Losing his voice was one of the first symptoms that Dan Lowen experienced when he got Parkinson’s disease, a progressive disease of the nervous system affecting an estimated 1 million Americans.
“I was teaching classes online and I found that my voice was getting weaker and weaker. It got to the point where I couldn’t teach anymore,” Lowen said during an interview at Northeastern’s Speech-Language and Hearing Center.
Today Lowen is one of scores of Parkinson’s patients rediscovering their voices through the SPEAK OUT! Therapy & Research Center at Northeastern University.
Launched a year and a half ago with a grant from Parkinson Voice Project, it’s the only Parkinson Voice Project designated SPEAK OUT! Therapy & Research Center in Massachusetts.
According to Lowen, the therapy delivers “instant results.”
“I walked into a session with very little voice and walked out with a full voice again. It’s a phenomenal program,” Lowen said.

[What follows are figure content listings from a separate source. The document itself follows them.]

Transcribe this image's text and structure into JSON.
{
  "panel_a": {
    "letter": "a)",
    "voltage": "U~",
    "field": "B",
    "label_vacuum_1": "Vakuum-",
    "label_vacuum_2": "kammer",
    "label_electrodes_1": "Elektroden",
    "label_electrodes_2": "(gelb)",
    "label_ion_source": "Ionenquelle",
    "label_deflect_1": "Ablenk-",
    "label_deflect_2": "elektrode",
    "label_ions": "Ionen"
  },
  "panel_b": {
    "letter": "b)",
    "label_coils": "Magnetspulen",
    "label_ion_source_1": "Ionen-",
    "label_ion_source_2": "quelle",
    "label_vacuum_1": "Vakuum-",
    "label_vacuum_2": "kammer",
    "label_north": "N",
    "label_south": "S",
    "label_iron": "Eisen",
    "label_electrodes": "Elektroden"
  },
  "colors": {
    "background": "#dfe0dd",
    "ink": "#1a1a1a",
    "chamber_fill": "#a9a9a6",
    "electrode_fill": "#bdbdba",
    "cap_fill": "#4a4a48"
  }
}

Parkinson’s patients enroll in a four-week program that provides individual SPEAK OUT! Therapy twice a week, mainly by Zoom but sometimes in person. After that they meet in groups once a week online.
“In our first 12 months as the Massachusetts SPEAK OUT! Therapy & Research Center, we conducted 333 individual treatment sessions with Parkinson’s patients and completed 31 evaluations for new patients,” said Elizabeth Martin, a clinical professor and center director.